Photo: the Clark Dome | Raymond Dake Photography
By Kevin Schindler
In the opening scene of the 1963 epic comedy film, It’s a Mad, Mad, Mad, Mad World, Jimmy Durante’s character, Smiler Grogan, shares the secret of a fortune buried under a “Big W” before (literally) kicking the bucket. Following a madcap pursuit across California, everyday people turned treasure hunters find that the Big W is a quartet of leaning palm trees growing in a w-shaped pattern. The scene was shot in Rancho Palos Verdes, where the real-life trees have long since died. But, like the mythological hunter Orion, who after his death was elevated to the heavens and survives in the form of a constellation, a Big W of stars punctuates the night sky as part of a constellation that boasts a variety of astronomical treasures. Among these stars, nebulae, and remnants of cataclysmic explosions is the Owl Cluster, a distinct collection of stars popular among sky watchers for its elegance and stark beauty.
The Owl Cluster is officially recognized in astronomical circles by its catalog number, NGC 457. This means it’s the 457th entry in the New General Catalog, a register of some 7,800 “deep sky” objects—astronomical bodies, other than individual stars, outside of our solar system and including galaxies, nebulae, star clusters, and the like.

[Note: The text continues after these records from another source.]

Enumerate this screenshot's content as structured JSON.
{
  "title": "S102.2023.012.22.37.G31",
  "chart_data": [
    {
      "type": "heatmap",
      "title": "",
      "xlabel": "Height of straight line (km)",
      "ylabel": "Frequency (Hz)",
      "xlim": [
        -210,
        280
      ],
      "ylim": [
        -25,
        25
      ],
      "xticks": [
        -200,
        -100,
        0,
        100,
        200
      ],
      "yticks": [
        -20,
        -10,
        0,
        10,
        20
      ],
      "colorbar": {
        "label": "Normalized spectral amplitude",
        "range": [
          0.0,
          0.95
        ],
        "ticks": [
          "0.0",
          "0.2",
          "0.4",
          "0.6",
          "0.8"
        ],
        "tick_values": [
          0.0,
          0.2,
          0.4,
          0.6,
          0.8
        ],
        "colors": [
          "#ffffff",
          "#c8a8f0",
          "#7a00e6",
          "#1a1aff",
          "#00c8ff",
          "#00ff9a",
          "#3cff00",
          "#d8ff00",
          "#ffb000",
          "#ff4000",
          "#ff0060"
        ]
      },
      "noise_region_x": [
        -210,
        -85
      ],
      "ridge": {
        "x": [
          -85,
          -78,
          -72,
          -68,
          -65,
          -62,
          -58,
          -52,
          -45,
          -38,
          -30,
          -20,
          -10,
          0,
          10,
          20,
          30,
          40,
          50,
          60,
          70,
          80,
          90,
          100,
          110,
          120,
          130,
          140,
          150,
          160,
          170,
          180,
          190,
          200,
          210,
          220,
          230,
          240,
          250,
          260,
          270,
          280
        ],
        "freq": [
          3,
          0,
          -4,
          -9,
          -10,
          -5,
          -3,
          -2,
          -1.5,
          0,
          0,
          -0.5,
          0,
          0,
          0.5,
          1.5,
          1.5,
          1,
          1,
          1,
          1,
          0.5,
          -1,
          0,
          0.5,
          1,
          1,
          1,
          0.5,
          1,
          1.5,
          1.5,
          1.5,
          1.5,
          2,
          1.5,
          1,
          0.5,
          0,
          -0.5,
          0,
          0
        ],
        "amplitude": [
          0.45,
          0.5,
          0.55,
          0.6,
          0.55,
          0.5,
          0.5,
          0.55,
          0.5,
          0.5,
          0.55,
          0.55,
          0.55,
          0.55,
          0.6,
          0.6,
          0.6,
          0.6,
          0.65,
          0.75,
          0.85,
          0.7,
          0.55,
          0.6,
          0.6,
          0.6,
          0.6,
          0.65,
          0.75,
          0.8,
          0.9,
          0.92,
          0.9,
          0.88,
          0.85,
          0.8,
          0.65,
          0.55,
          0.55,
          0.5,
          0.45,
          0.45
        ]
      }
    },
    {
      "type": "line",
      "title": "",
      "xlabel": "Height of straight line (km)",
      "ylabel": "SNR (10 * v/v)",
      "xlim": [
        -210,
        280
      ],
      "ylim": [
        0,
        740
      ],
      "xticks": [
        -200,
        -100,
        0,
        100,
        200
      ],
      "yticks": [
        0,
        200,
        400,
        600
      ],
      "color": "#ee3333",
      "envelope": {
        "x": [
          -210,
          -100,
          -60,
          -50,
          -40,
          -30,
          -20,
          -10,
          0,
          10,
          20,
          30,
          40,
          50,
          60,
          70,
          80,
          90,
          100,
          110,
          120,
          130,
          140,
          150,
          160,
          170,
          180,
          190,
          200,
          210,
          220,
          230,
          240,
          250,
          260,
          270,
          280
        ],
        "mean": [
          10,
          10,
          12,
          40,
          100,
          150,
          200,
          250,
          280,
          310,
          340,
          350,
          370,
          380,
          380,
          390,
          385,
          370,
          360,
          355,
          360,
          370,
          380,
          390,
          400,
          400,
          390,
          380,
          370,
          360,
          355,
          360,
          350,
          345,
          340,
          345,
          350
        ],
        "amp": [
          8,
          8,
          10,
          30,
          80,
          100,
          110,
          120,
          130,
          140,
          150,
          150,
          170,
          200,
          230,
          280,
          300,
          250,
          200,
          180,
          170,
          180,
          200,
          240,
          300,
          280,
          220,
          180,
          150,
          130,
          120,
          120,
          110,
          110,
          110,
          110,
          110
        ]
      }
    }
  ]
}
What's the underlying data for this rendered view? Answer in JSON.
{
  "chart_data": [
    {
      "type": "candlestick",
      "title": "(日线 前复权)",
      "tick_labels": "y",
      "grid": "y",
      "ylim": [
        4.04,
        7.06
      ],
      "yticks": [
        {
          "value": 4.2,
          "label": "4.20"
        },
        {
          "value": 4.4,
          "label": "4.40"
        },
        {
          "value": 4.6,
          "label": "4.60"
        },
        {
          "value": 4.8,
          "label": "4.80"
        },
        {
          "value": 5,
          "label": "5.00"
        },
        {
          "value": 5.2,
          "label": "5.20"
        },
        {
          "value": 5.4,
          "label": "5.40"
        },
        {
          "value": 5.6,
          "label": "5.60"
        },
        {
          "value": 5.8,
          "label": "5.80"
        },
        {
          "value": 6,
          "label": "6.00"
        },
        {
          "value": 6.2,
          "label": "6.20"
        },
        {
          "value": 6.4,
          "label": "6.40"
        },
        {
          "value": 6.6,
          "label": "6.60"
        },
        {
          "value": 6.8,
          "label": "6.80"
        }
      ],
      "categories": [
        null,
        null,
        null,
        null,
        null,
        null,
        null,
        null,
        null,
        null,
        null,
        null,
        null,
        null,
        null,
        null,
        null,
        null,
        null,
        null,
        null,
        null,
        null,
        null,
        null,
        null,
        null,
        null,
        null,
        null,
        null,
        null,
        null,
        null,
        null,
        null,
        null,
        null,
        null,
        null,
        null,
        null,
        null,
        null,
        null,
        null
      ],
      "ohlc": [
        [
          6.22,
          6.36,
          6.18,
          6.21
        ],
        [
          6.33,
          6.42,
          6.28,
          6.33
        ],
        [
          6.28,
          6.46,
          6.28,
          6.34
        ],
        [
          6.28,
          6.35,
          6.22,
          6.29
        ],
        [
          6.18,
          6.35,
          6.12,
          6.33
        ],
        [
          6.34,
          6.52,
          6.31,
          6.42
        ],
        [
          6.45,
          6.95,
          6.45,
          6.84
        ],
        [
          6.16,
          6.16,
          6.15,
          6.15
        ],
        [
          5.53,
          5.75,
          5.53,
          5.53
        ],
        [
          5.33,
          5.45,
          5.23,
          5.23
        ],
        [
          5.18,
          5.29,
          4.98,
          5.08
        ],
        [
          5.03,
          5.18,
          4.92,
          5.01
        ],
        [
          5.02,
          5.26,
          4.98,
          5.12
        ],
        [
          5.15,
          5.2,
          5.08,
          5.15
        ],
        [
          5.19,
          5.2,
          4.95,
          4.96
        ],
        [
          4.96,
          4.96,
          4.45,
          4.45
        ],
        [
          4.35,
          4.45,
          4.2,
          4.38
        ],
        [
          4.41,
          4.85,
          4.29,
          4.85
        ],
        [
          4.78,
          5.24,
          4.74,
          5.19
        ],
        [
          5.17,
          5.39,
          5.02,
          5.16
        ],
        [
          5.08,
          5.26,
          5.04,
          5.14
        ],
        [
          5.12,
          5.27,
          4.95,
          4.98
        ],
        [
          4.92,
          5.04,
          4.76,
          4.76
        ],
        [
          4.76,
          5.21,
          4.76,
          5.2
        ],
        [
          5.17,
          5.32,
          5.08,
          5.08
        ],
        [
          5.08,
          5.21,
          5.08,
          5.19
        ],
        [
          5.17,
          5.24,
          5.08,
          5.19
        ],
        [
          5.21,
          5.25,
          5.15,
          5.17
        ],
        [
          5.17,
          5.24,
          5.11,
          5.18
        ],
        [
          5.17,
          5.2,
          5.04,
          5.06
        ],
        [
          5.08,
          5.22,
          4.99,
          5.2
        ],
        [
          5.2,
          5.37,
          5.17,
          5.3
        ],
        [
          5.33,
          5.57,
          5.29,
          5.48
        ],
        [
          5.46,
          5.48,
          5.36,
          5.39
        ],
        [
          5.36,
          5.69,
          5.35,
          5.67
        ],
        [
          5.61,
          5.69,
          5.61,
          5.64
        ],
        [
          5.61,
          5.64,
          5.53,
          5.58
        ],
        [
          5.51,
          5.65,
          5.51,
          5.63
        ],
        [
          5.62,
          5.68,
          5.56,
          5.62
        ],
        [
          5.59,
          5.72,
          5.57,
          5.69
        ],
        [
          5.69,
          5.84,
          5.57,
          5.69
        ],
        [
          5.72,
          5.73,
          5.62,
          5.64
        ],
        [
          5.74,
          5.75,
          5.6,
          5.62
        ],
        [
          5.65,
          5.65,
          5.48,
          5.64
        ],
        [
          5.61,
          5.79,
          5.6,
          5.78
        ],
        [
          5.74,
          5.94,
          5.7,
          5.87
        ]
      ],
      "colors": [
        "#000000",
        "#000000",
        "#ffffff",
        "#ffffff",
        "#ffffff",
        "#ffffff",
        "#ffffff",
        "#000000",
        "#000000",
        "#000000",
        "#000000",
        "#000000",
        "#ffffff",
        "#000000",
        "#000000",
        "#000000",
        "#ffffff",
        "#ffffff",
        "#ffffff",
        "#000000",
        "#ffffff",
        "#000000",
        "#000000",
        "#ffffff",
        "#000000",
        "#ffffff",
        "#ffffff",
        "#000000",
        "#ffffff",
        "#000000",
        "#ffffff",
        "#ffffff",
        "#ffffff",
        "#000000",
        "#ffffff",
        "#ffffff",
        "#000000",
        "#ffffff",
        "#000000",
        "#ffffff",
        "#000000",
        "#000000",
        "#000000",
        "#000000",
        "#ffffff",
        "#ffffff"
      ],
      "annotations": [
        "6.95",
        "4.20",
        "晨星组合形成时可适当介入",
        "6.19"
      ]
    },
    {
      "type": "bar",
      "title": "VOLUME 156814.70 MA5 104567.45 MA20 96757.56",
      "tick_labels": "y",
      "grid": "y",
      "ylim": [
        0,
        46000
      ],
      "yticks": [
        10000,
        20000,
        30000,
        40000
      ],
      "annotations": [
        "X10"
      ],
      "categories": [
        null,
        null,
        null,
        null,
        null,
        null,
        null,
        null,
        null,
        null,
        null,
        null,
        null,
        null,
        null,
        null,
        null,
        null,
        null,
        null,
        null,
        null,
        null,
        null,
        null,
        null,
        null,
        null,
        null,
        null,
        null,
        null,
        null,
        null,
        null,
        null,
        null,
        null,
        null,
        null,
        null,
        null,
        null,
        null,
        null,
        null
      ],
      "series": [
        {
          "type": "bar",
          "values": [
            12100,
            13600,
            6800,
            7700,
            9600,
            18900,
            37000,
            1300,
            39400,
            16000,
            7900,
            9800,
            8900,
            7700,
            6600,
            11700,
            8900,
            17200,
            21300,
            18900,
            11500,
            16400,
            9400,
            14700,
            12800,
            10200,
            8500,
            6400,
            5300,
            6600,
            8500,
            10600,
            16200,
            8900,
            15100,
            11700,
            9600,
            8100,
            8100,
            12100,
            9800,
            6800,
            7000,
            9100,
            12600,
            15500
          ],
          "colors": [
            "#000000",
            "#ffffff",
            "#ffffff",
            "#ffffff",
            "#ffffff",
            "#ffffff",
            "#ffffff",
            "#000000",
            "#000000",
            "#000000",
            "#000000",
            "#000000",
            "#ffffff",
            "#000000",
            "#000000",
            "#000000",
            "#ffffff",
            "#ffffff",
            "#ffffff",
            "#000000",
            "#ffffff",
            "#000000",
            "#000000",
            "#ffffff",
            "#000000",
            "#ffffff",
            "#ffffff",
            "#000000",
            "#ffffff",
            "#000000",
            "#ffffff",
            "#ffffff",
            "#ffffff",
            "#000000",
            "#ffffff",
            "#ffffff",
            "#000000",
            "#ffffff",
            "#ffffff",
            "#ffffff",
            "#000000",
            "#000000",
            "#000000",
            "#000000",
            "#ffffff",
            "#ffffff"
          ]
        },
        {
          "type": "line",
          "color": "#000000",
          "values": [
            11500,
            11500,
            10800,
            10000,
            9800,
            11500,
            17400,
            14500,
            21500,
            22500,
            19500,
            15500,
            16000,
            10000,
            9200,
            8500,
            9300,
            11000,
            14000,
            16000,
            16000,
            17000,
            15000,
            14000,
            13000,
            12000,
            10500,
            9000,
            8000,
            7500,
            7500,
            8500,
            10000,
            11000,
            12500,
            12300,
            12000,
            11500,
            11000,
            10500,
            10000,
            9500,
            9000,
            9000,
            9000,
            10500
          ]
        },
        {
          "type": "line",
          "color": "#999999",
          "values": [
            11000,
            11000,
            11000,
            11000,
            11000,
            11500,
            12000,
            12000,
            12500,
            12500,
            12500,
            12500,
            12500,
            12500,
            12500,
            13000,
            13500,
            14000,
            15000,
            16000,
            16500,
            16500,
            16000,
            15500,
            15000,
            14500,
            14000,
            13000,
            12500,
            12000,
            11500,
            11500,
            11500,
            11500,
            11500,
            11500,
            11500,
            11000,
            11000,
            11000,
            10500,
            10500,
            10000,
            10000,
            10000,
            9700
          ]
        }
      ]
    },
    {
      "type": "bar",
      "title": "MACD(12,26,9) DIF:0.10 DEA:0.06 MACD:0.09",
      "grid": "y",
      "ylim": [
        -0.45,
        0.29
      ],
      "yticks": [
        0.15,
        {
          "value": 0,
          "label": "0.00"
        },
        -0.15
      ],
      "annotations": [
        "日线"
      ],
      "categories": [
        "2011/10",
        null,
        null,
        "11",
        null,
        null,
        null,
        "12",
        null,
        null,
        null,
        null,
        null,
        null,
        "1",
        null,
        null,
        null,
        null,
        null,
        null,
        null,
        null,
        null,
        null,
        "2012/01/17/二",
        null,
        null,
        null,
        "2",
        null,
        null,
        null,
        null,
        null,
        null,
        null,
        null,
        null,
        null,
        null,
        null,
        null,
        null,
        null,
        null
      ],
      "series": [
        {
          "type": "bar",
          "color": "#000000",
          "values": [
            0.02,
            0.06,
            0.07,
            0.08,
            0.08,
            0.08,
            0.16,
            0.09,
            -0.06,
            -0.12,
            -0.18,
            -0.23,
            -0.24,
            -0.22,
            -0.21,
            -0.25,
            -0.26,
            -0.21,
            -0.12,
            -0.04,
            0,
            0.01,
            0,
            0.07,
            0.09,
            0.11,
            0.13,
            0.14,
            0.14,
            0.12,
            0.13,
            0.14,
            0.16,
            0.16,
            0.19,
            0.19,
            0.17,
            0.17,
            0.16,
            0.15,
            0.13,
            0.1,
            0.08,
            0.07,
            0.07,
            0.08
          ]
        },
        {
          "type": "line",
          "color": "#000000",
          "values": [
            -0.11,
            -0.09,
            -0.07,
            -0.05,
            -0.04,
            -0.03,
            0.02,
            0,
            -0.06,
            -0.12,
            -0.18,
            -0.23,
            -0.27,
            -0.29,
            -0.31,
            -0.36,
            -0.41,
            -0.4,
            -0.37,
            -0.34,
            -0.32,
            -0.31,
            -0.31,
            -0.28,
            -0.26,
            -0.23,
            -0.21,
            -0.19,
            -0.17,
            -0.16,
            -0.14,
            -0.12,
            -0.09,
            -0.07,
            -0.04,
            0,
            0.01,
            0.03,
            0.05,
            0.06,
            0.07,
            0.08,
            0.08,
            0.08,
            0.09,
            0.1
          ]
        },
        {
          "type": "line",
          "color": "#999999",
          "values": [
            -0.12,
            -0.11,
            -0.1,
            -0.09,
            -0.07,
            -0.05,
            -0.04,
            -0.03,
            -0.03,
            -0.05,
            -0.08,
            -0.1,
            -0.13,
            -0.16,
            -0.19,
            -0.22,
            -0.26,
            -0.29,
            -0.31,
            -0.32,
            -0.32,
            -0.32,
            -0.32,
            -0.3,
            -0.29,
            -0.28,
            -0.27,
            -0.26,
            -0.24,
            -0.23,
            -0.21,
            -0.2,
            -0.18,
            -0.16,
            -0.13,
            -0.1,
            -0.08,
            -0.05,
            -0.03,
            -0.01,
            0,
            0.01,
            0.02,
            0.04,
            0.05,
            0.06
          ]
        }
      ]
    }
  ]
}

NGC 457 is located beneath the Big W of stars that dominates the constellation Cassiopeia, the queen of Ethiopia. British astronomer William Herschel first detected it in 1787, six years after his more famous discovery of the planet Uranus. Located 7,900 light years from our solar system, it is an open star cluster that formed about 21 million years ago, when camels ran wild across the western portion of modern-day Arizona (long after these animals left the area, explorer Edward Beale brought their descendants back during his 1857 construction of a wagon road that passed through Flagstaff).
NGC 457 is an open, or galactic, star cluster, a group of hundreds to thousands of physically related stars located in the spiral arms of galaxies like our Milky Way. The stars are relatively young and sometimes still surrounded by gas and dust left over from their formation. They developed together during a burst of star formation but over time will gradually disperse. Astronomers have identified more than 1,100 such clusters in the Milky Way, though this is likely just a fraction of the total that number that exists.
Open clusters are different than another type of star cluster—globulars—in a number of ways. Opens are much younger (less than 10 billion years old; globulars are more than 11 billion years old), have far fewer stars (hundreds to thousands, rather than tens to hundreds of thousands), and are located in spiral arms emanating from the central bulge of galaxies (globulars tend to live in a spherical halo that spreads beyond the periphery of the central regions).
NGC 457 is not quite visible to the unaided eye, but is quite striking through binoculars or a small telescope. It is highlighted by two bright foreground stars—stars that are not actually part of the cluster, but lie in the line of sight between Earth and the cluster.
The distinct arrangement of this pair, along with the fainter cluster stars, forms a pattern that some people think looks like an owl with its wings outstretched—thus the name Owl Cluster. The pattern has also given rise to other nicknames, including the Kachina Doll Cluster, ET Cluster (as in ET, the movie character), the Dragonfly Cluster, and the Skiing Cluster. No matter what we call it, this collection of stars is a visual and scientific treasure in Cassiopeia and worth exploring.